Thoughts on Splunking Storage Data

I’m not giving you any solutions today (boo!), just some clarifications based on how I see the world of data as it pertains to Splunking storage. Been thinking about this topic a lot over the past year or so, and it’s a shame that I’ve not bothered to write any of it down here before. Fixing that starting now! (This is not to be confused with the topic of storage of Splunk data–also a topic I think a lot about! That’s another series of blog posts.)

First a quick definition of storage. I’m talking about the storage subsystem in a computer system. This can be local storage DAS (Direct Attached Storage), or it could be SAN (Storage Area Netowrk) or NAS (Network Attached Storage). Many differences between the three categories, but for the sake of this discussion–machine data–it’s all largely the same. Of the three, DAS is the least interesting in terms of the data available to expose,  however, it can be combined with data from the OS to make it more valuable for Splunk use cases.

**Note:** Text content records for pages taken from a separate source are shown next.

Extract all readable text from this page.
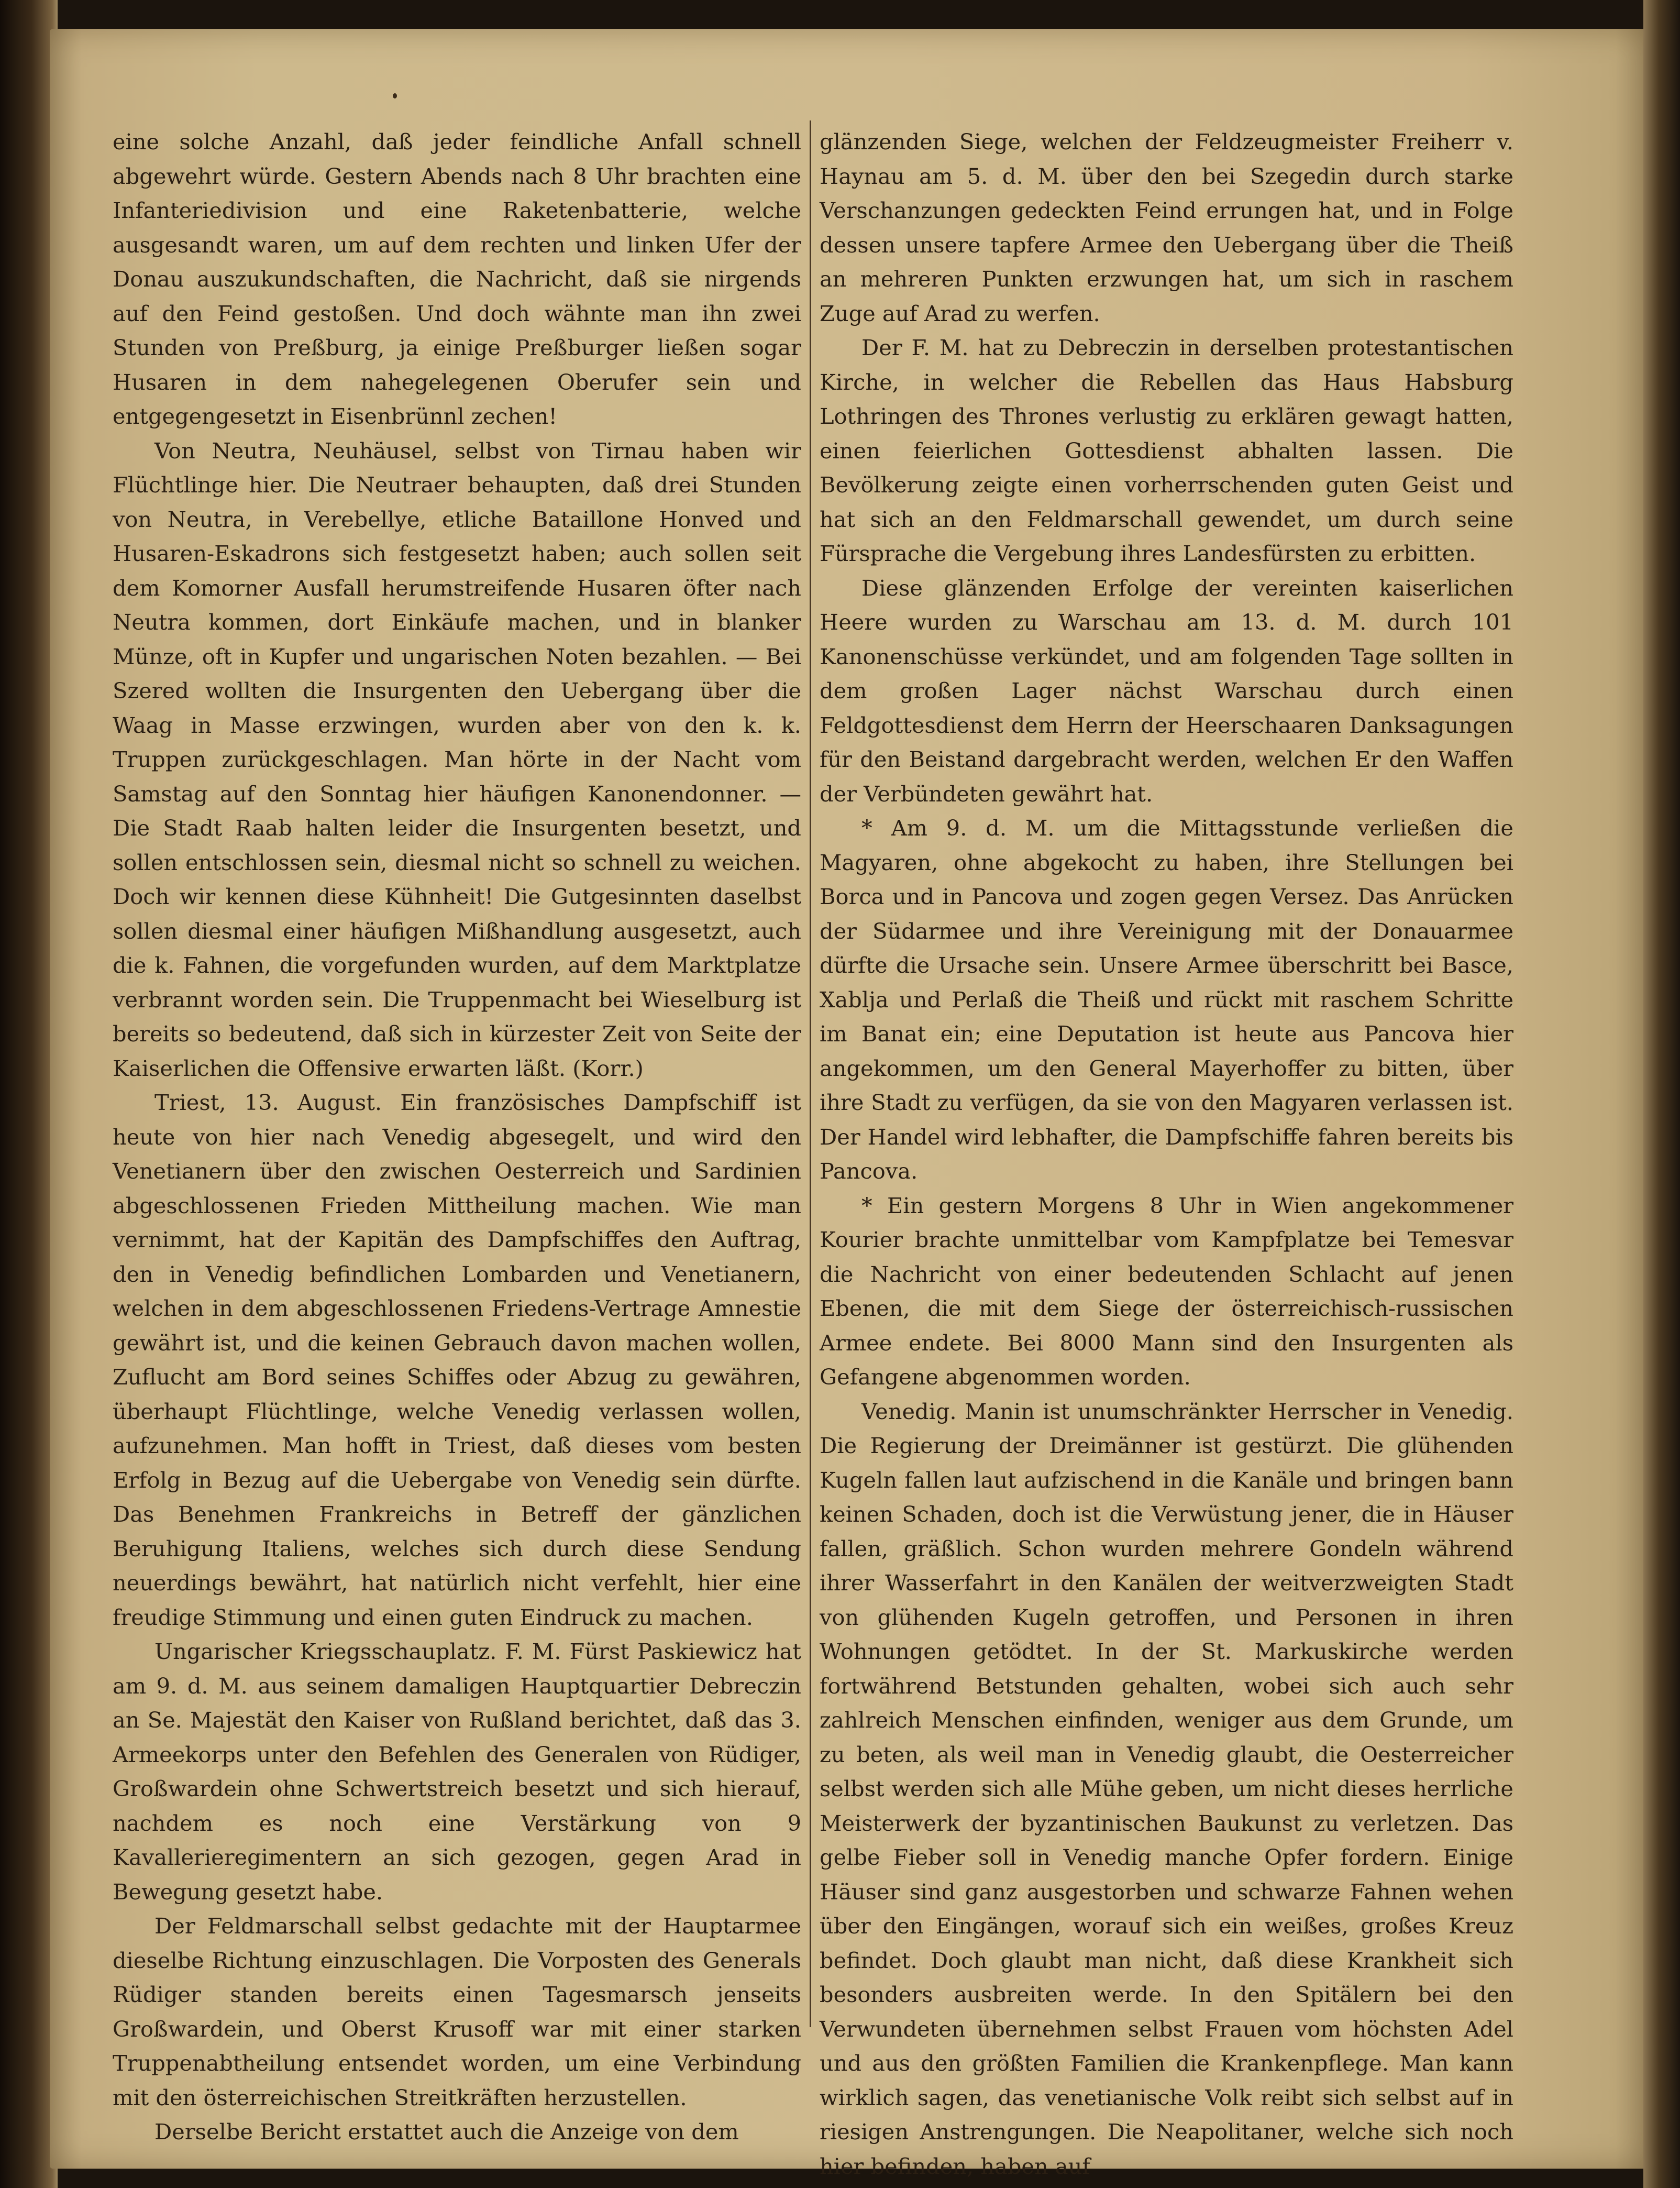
eine solche Anzahl, daß jeder feindliche Anfall schnell abgewehrt würde. Gestern Abends nach 8 Uhr brachten eine Infanteriedivision und eine Raketenbatterie, welche ausgesandt waren, um auf dem rechten und linken Ufer der Donau auszukundschaften, die Nachricht, daß sie nirgends auf den Feind gestoßen. Und doch wähnte man ihn zwei Stunden von Preßburg, ja einige Preßburger ließen sogar Husaren in dem nahegelegenen Oberufer sein und entgegengesetzt in Eisenbrünnl zechen!

Von Neutra, Neuhäusel, selbst von Tirnau haben wir Flüchtlinge hier. Die Neutraer behaupten, daß drei Stunden von Neutra, in Verebellye, etliche Bataillone Honved und Husaren-Eskadrons sich festgesetzt haben; auch sollen seit dem Komorner Ausfall herumstreifende Husaren öfter nach Neutra kommen, dort Einkäufe machen, und in blanker Münze, oft in Kupfer und ungarischen Noten bezahlen. — Bei Szered wollten die Insurgenten den Uebergang über die Waag in Masse erzwingen, wurden aber von den k. k. Truppen zurückgeschlagen. Man hörte in der Nacht vom Samstag auf den Sonntag hier häufigen Kanonendonner. — Die Stadt Raab halten leider die Insurgenten besetzt, und sollen entschlossen sein, diesmal nicht so schnell zu weichen. Doch wir kennen diese Kühnheit! Die Gutgesinnten daselbst sollen diesmal einer häufigen Mißhandlung ausgesetzt, auch die k. Fahnen, die vorgefunden wurden, auf dem Marktplatze verbrannt worden sein. Die Truppenmacht bei Wieselburg ist bereits so bedeutend, daß sich in kürzester Zeit von Seite der Kaiserlichen die Offensive erwarten läßt. (Korr.)

Triest, 13. August. Ein französisches Dampfschiff ist heute von hier nach Venedig abgesegelt, und wird den Venetianern über den zwischen Oesterreich und Sardinien abgeschlossenen Frieden Mittheilung machen. Wie man vernimmt, hat der Kapitän des Dampfschiffes den Auftrag, den in Venedig befindlichen Lombarden und Venetianern, welchen in dem abgeschlossenen Friedens-Vertrage Amnestie gewährt ist, und die keinen Gebrauch davon machen wollen, Zuflucht am Bord seines Schiffes oder Abzug zu gewähren, überhaupt Flüchtlinge, welche Venedig verlassen wollen, aufzunehmen. Man hofft in Triest, daß dieses vom besten Erfolg in Bezug auf die Uebergabe von Venedig sein dürfte. Das Benehmen Frankreichs in Betreff der gänzlichen Beruhigung Italiens, welches sich durch diese Sendung neuerdings bewährt, hat natürlich nicht verfehlt, hier eine freudige Stimmung und einen guten Eindruck zu machen.

Ungarischer Kriegsschauplatz. F. M. Fürst Paskiewicz hat am 9. d. M. aus seinem damaligen Hauptquartier Debreczin an Se. Majestät den Kaiser von Rußland berichtet, daß das 3. Armeekorps unter den Befehlen des Generalen von Rüdiger, Großwardein ohne Schwertstreich besetzt und sich hierauf, nachdem es noch eine Verstärkung von 9 Kavallerieregimentern an sich gezogen, gegen Arad in Bewegung gesetzt habe.

Der Feldmarschall selbst gedachte mit der Hauptarmee dieselbe Richtung einzuschlagen. Die Vorposten des Generals Rüdiger standen bereits einen Tagesmarsch jenseits Großwardein, und Oberst Krusoff war mit einer starken Truppenabtheilung entsendet worden, um eine Verbindung mit den österreichischen Streitkräften herzustellen.

Derselbe Bericht erstattet auch die Anzeige von dem

glänzenden Siege, welchen der Feldzeugmeister Freiherr v. Haynau am 5. d. M. über den bei Szegedin durch starke Verschanzungen gedeckten Feind errungen hat, und in Folge dessen unsere tapfere Armee den Uebergang über die Theiß an mehreren Punkten erzwungen hat, um sich in raschem Zuge auf Arad zu werfen.

Der F. M. hat zu Debreczin in derselben protestantischen Kirche, in welcher die Rebellen das Haus Habsburg Lothringen des Thrones verlustig zu erklären gewagt hatten, einen feierlichen Gottesdienst abhalten lassen. Die Bevölkerung zeigte einen vorherrschenden guten Geist und hat sich an den Feldmarschall gewendet, um durch seine Fürsprache die Vergebung ihres Landesfürsten zu erbitten.

Diese glänzenden Erfolge der vereinten kaiserlichen Heere wurden zu Warschau am 13. d. M. durch 101 Kanonenschüsse verkündet, und am folgenden Tage sollten in dem großen Lager nächst Warschau durch einen Feldgottesdienst dem Herrn der Heerschaaren Danksagungen für den Beistand dargebracht werden, welchen Er den Waffen der Verbündeten gewährt hat.

* Am 9. d. M. um die Mittagsstunde verließen die Magyaren, ohne abgekocht zu haben, ihre Stellungen bei Borca und in Pancova und zogen gegen Versez. Das Anrücken der Südarmee und ihre Vereinigung mit der Donauarmee dürfte die Ursache sein. Unsere Armee überschritt bei Basce, Xablja und Perlaß die Theiß und rückt mit raschem Schritte im Banat ein; eine Deputation ist heute aus Pancova hier angekommen, um den General Mayerhoffer zu bitten, über ihre Stadt zu verfügen, da sie von den Magyaren verlassen ist. Der Handel wird lebhafter, die Dampfschiffe fahren bereits bis Pancova.

* Ein gestern Morgens 8 Uhr in Wien angekommener Kourier brachte unmittelbar vom Kampfplatze bei Temesvar die Nachricht von einer bedeutenden Schlacht auf jenen Ebenen, die mit dem Siege der österreichisch-russischen Armee endete. Bei 8000 Mann sind den Insurgenten als Gefangene abgenommen worden.

Venedig. Manin ist unumschränkter Herrscher in Venedig. Die Regierung der Dreimänner ist gestürzt. Die glühenden Kugeln fallen laut aufzischend in die Kanäle und bringen bann keinen Schaden, doch ist die Verwüstung jener, die in Häuser fallen, gräßlich. Schon wurden mehrere Gondeln während ihrer Wasserfahrt in den Kanälen der weitverzweigten Stadt von glühenden Kugeln getroffen, und Personen in ihren Wohnungen getödtet. In der St. Markuskirche werden fortwährend Betstunden gehalten, wobei sich auch sehr zahlreich Menschen einfinden, weniger aus dem Grunde, um zu beten, als weil man in Venedig glaubt, die Oesterreicher selbst werden sich alle Mühe geben, um nicht dieses herrliche Meisterwerk der byzantinischen Baukunst zu verletzen. Das gelbe Fieber soll in Venedig manche Opfer fordern. Einige Häuser sind ganz ausgestorben und schwarze Fahnen wehen über den Eingängen, worauf sich ein weißes, großes Kreuz befindet. Doch glaubt man nicht, daß diese Krankheit sich besonders ausbreiten werde. In den Spitälern bei den Verwundeten übernehmen selbst Frauen vom höchsten Adel und aus den größten Familien die Krankenpflege. Man kann wirklich sagen, das venetianische Volk reibt sich selbst auf in riesigen Anstrengungen. Die Neapolitaner, welche sich noch hier befinden, haben auf
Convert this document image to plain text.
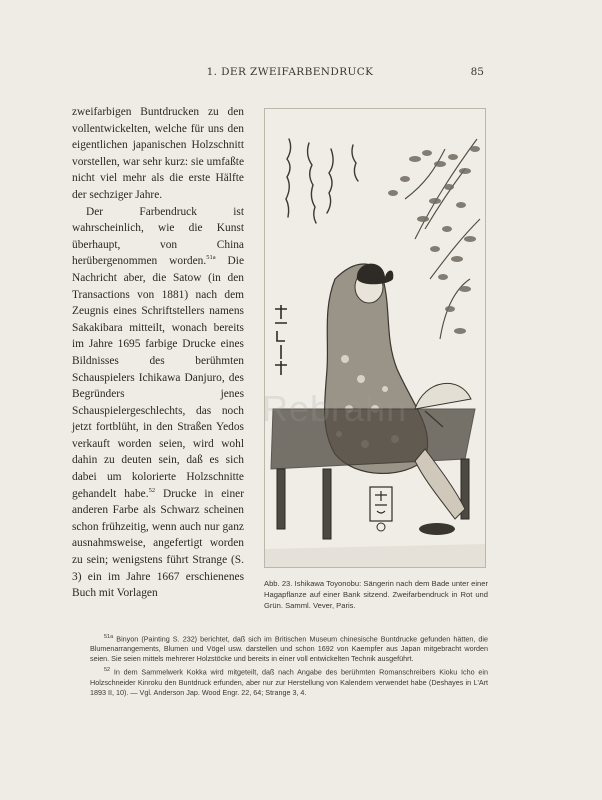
1. DER ZWEIFARBENDRUCK	85

zweifarbigen Buntdrucken zu den vollentwickelten, welche für uns den eigentlichen japanischen Holzschnitt vorstellen, war sehr kurz: sie umfaßte nicht viel mehr als die erste Hälfte der sechziger Jahre.

Der Farbendruck ist wahrscheinlich, wie die Kunst überhaupt, von China herübergenommen worden.$^{51a}$ Die Nachricht aber, die Satow (in den Transactions von 1881) nach dem Zeugnis eines Schriftstellers namens Sakakibara mitteilt, wonach bereits im Jahre 1695 farbige Drucke eines Bildnisses des berühmten Schauspielers Ichikawa Danjuro, des Begründers jenes Schauspielergeschlechts, das noch jetzt fortblüht, in den Straßen Yedos verkauft worden seien, wird wohl dahin zu deuten sein, daß es sich dabei um kolorierte Holzschnitte gehandelt habe.$^{52}$ Drucke in einer anderen Farbe als Schwarz scheinen schon frühzeitig, wenn auch nur ganz ausnahmsweise, angefertigt worden zu sein; wenigstens führt Strange (S. 3) ein im Jahre 1667 erschienenes Buch mit Vorlagen

Rebrahn
Abb. 23. Ishikawa Toyonobu: Sängerin nach dem Bade unter einer Hagapflanze auf einer Bank sitzend. Zweifarbendruck in Rot und Grün. Samml. Vever, Paris.

$^{51a}$ Binyon (Painting S. 232) berichtet, daß sich im Britischen Museum chinesische Buntdrucke gefunden hätten, die Blumenarrangements, Blumen und Vögel usw. darstellen und schon 1692 von Kaempfer aus Japan mitgebracht worden seien. Sie seien mittels mehrerer Holzstöcke und bereits in einer voll entwickelten Technik ausgeführt.

$^{52}$ In dem Sammelwerk Kokka wird mitgeteilt, daß nach Angabe des berühmten Romanschreibers Kioku Icho ein Holzschneider Kinroku den Buntdruck erfunden, aber nur zur Herstellung von Kalendern verwendet habe (Deshayes in L'Art 1893 II, 10). — Vgl. Anderson Jap. Wood Engr. 22, 64; Strange 3, 4.
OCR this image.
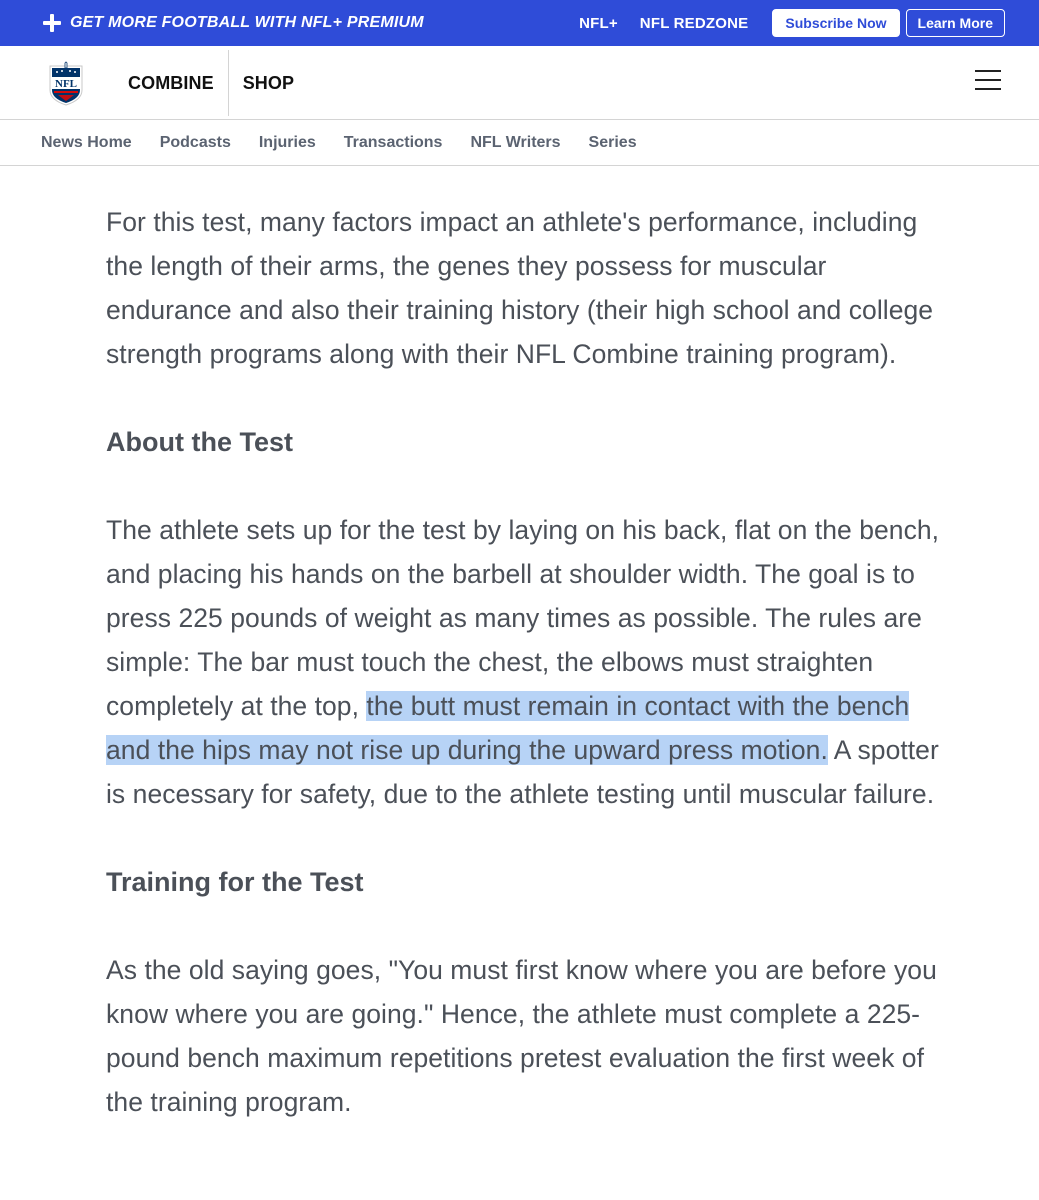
GET MORE FOOTBALL WITH NFL+ PREMIUM	NFL+ NFL REDZONE	Subscribe Now	Learn More
NFL	COMBINE SHOP
News Home Podcasts Injuries Transactions NFL Writers Series

For this test, many factors impact an athlete's performance, including the length of their arms, the genes they possess for muscular endurance and also their training history (their high school and college strength programs along with their NFL Combine training program).

About the Test

The athlete sets up for the test by laying on his back, flat on the bench, and placing his hands on the barbell at shoulder width. The goal is to press 225 pounds of weight as many times as possible. The rules are simple: The bar must touch the chest, the elbows must straighten completely at the top, the butt must remain in contact with the bench and the hips may not rise up during the upward press motion. A spotter is necessary for safety, due to the athlete testing until muscular failure.

Training for the Test

As the old saying goes, "You must first know where you are before you know where you are going." Hence, the athlete must complete a 225-pound bench maximum repetitions pretest evaluation the first week of the training program.
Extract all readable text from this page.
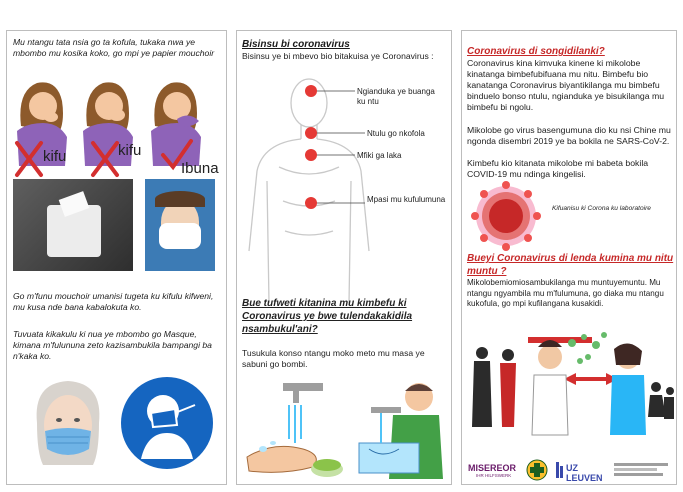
Mu ntangu tata nsia go ta kofula, tukaka nwa ye mbombo mu kosika koko, go mpi ye papier mouchoir
kifu	kifu
Ibuna
Go m'funu mouchoir umanisi tugeta ku kifulu kifweni, mu kusa nde bana kabalokuta ko.
Tuvuata kikakulu ki nua ye mbombo go Masque, kimana m'fulununa zeto kazisambukila bampangi ba n'kaka ko.
Bisinsu bi coronavirus
Bisinsu ye bi mbevo bio bitakuisa ye Coronavirus :
Ngianduka ye buanga ku ntu
Ntulu go nkofola
Mfiki ga laka
Mpasi mu kufulumuna
Bue tufweti kitanina mu kimbefu ki Coronavirus ye bwe tulendakakidila nsambukul'ani?
Tusukula konso ntangu moko meto mu masa ye sabuni go bombi.
Coronavirus di songidilanki?
Coronavirus kina kimvuka kinene ki mikolobe kinatanga bimbefubifuana mu nitu. Bimbefu bio kanatanga Coronavirus biyantikilanga mu bimbefu binduelo bonso ntulu, ngianduka ye bisukilanga mu bimbefu bi ngolu.
Mikolobe go virus basengumuna dio ku nsi Chine mu ngonda disembri 2019 ye ba bokila ne SARS-CoV-2.
Kimbefu kio kitanata mikolobe mi babeta bokila COVID-19 mu ndinga kingelisi.
Kifuanisu ki Corona ku laboratoire
Bueyi Coronavirus di lenda kumina mu nitu muntu ?
Mikolobemiomiosambukilanga mu muntuyemuntu. Mu ntangu ngyambila mu m'fulumuna, go diaka mu ntangu kukofula, go mpi kufilangana kusakidi.
MISEREOR
IHR HILFSWERK
UZ LEUVEN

The following list is what I consider to be the kinds of machine data that are relevant to storage-related use cases in Splunk. It’s roughly in order by most to least important, based on many discussions with customers and partners. I’m sure the order will vary a lot when it comes to individual customers. The list:

  • Performance: health/performance metrics. High value, but high volume (so must account for tuning granularity, scope of collection). SNMP sometimes. CLI can usually produce dump of metrics to CSV etc. Many storage vendors tightly control access to this data, although this trend is changing.
  • Events: Faults, changes in configuration state. Typically pushed. Syslog is common for this in networking, not so much for storage. SNMP sometimes, Proprietary always. Low volume data. If push isn’t available, CLI options usually exist for polling.
  • Inventory: point-in-time configuration state of the entire system. Disks, LUNs, volumes, nodes, clusters, feature availability, and so on. Low volume data. Very important for correlation! Usually requires CLI or script to gather.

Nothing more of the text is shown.